Soapbox: The plague of the Next! Big! Young Adult! Novel!

Image Credit: Laoise Tarrant

The caption identifies the figure as the protagonist of a ‘MUST READ thrilling new series for Young Adults!’. ‘People are calling it THE NEXT HARRY POTTER!’ it screams. 

I’m scrolling through my Instagram when I see it: a glossy, hyper-cinematic shot of some twenty-something model’s unreasonably symmetrical face gazing intensely at the middle distance. The backdrop is dark and gloomy, possibly with flames or lightning. The caption identifies the figure as the protagonist of a ‘MUST READ thrilling new series for Young Adults!’. ‘People are calling it THE NEXT HARRY POTTER!’ it screams. 
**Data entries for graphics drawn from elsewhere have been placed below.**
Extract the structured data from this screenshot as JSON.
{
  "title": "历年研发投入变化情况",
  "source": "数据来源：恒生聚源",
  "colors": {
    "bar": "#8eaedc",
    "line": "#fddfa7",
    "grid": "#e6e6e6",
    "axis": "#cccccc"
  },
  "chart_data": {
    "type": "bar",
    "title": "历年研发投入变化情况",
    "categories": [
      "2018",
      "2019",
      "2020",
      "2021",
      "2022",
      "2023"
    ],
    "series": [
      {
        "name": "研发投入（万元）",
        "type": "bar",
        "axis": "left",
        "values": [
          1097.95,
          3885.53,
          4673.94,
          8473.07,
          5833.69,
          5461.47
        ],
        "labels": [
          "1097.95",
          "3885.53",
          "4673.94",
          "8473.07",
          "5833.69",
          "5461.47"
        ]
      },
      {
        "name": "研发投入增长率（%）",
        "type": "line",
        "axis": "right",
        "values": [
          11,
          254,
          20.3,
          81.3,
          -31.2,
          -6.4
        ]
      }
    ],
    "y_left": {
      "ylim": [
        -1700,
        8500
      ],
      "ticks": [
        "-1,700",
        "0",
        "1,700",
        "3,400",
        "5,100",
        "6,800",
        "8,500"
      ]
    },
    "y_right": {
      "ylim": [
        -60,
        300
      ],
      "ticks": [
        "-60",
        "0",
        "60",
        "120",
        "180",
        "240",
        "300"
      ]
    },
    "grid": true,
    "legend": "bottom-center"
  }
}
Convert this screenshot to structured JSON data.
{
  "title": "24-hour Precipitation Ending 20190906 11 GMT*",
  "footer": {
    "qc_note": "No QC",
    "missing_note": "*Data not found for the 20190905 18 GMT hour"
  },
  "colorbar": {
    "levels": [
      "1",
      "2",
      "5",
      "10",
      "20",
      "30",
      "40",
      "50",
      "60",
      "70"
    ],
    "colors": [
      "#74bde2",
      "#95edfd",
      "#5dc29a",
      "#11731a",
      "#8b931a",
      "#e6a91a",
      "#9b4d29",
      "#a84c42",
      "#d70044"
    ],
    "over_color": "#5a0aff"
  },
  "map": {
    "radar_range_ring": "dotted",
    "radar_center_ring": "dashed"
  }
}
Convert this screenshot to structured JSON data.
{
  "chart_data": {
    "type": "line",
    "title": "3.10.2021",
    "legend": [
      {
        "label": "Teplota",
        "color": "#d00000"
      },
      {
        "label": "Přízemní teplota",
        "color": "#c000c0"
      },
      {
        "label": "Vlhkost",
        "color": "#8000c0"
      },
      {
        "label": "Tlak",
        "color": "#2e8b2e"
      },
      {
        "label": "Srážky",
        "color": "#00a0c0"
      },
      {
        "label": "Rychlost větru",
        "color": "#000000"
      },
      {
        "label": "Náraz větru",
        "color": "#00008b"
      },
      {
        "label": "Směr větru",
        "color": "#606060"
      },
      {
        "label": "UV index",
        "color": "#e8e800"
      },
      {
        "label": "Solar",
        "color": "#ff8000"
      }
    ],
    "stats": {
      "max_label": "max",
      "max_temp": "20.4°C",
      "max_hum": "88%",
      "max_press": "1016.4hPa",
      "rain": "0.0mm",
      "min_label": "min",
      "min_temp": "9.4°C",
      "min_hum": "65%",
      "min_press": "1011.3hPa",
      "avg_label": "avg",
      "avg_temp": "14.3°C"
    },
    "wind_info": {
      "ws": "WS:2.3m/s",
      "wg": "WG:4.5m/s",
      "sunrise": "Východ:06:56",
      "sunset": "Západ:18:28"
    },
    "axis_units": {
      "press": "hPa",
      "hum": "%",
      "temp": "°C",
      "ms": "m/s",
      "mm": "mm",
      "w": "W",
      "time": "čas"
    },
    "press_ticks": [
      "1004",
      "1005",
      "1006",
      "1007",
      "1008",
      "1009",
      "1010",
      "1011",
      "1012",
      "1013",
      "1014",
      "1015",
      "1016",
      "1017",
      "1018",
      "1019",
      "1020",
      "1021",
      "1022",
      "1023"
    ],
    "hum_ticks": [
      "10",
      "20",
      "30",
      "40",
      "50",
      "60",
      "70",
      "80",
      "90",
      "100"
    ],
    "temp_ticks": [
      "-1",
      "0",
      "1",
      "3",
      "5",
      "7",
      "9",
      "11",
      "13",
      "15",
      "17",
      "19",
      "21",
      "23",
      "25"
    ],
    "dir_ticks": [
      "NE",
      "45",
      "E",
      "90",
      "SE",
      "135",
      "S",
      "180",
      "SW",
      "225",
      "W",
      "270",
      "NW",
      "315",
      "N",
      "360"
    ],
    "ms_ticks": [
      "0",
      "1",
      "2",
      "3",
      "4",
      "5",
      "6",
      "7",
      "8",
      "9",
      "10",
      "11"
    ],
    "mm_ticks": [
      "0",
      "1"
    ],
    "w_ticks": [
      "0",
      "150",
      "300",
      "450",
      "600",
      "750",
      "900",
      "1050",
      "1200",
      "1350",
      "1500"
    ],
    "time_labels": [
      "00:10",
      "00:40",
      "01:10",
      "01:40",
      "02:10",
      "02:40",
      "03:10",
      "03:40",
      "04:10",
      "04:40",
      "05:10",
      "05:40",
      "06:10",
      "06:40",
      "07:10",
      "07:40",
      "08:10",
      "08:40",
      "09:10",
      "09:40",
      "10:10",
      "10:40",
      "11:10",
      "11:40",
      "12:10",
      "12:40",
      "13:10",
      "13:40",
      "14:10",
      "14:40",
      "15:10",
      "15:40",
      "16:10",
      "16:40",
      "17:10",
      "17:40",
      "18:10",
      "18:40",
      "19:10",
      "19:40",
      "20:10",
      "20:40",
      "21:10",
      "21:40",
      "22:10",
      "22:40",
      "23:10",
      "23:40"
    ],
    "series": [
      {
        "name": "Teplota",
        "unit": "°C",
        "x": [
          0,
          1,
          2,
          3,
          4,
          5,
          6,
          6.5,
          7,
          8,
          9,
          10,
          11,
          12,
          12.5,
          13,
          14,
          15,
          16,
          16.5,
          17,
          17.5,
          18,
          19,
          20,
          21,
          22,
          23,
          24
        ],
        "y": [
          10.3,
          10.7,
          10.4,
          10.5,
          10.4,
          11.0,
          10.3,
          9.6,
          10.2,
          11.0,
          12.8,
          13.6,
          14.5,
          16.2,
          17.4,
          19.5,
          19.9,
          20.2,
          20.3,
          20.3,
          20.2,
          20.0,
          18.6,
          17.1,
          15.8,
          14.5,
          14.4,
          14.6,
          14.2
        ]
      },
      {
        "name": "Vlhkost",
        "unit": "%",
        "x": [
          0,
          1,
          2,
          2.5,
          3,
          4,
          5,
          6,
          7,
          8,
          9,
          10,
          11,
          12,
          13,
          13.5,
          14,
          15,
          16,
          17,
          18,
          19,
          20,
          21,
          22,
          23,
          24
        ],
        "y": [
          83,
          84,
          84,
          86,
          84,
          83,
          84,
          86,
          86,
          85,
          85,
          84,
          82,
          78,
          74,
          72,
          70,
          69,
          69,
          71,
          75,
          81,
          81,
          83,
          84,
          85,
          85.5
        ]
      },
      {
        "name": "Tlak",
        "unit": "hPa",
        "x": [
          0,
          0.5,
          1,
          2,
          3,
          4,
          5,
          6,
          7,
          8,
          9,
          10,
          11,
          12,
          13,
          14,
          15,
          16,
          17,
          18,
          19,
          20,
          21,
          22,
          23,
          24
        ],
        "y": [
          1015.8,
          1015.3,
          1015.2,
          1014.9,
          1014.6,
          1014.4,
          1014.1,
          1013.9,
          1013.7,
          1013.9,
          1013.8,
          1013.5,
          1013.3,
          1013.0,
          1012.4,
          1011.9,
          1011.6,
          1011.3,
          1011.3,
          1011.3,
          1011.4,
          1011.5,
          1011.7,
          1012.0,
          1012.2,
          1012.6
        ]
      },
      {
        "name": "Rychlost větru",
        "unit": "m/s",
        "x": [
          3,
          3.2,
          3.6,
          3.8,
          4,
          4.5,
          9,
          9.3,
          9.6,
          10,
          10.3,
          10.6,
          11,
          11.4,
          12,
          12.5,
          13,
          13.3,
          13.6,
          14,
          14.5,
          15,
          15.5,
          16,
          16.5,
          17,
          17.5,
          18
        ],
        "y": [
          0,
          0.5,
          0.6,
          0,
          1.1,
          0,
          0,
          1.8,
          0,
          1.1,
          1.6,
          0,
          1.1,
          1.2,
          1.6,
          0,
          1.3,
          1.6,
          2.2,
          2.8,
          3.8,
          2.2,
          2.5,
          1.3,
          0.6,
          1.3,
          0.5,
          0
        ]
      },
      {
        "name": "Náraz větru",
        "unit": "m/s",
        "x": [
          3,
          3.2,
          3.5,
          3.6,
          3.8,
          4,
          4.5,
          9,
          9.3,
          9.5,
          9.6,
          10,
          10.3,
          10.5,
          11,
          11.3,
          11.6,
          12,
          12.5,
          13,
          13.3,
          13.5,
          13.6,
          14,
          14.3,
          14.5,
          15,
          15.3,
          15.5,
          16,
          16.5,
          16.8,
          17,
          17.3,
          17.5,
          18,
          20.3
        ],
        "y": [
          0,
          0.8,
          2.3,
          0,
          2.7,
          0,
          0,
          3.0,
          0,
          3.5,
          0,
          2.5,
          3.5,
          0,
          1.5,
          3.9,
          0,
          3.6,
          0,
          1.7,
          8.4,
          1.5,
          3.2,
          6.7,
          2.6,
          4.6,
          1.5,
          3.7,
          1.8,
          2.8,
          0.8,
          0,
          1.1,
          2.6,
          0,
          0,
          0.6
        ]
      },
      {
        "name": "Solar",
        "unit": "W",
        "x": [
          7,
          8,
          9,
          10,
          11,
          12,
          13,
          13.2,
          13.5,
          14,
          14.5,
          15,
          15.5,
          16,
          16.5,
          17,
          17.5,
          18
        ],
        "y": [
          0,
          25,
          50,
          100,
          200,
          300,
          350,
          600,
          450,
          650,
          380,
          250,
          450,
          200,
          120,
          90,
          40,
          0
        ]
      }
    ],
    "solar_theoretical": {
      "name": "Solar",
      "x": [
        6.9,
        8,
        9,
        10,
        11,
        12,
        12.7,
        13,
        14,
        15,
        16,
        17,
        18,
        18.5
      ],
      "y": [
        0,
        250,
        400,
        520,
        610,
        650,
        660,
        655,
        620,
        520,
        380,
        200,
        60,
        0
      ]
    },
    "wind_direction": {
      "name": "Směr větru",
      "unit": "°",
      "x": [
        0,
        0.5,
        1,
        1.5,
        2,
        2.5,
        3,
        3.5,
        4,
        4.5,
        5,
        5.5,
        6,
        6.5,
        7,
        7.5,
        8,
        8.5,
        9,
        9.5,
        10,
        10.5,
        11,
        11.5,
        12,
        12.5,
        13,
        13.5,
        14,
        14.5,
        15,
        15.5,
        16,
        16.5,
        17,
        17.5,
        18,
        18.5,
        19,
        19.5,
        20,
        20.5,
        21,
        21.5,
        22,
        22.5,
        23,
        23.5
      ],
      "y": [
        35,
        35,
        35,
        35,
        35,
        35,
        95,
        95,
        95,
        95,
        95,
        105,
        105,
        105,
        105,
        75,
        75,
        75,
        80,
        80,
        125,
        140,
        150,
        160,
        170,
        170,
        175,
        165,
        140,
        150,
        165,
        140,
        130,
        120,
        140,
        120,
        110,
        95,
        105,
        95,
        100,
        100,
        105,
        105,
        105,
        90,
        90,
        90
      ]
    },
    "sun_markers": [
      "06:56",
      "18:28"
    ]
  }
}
The next Harry Potter? Well, I can’t ignore that. I spring into action and whip out my to-read list, entitled ‘Books that are the next Harry Potter’, to add this crucial new addition. It’s so lengthy at this point that when I unfurl it, it rolls right out my bedroom door, down the stairs, out of the house, and across the street, where the sheer weight of it knocks an unsuspecting pensioner over, killing them stone dead. Job done, I reel my list back in and carefully replace it on my shelf, which is groaning under the weight of other equally massive scrolls bearing titles such as ‘The Next Twilight!’, and ‘The Next Hunger Games!’. 

Ladies, gents, and gentlefolk, I am tired. If I see one more ad-campaign for a YA novel that hinges entirely on how similar it is to a previous YA novel, I'm going to chalk this whole reading thing up as a bad job. Jared (19) was onto something. I don’t know what it is that prompts publishing houses to market this way. Maybe it’s the fact that their target audience of Gen Z’s and young millennials have been defined by their characterisation as nostalgia obsessed perma-kids. Maybe they’re trying to follow the wider trend in pop-culture, with its apparent hunger for remakes, reboots, prequels, and sequels, instead of new material. Maybe they’re just kinda bad at their jobs. All I know is that in an algorithm-driven world, where ads, headlines, and content are picked out for me based on my past likes, this is just one more feedback loop I could definitely do without.

I might mind less if they tried to be a little more imaginative. Twilight might be undergoing a renaissance of interest, but it’s decidedly tongue-in-cheek - no one actually wants new material. Harry Potter was a mainstay of all our childhoods, but Rowling is fast killing off the goodwill. Back in the day, The Hunger Games was barely off the shelves before it began to spawn a whole host of underwhelming dystopian-teen knockoffs (Divergent being the most audacious). If advertisers are going to insist on linking new titles to old favourites then they had better start switching the game up. I want a broody ad campaign for a YA book series critics are calling ‘the next Horrid Henry’ in time for Christmas season 2021.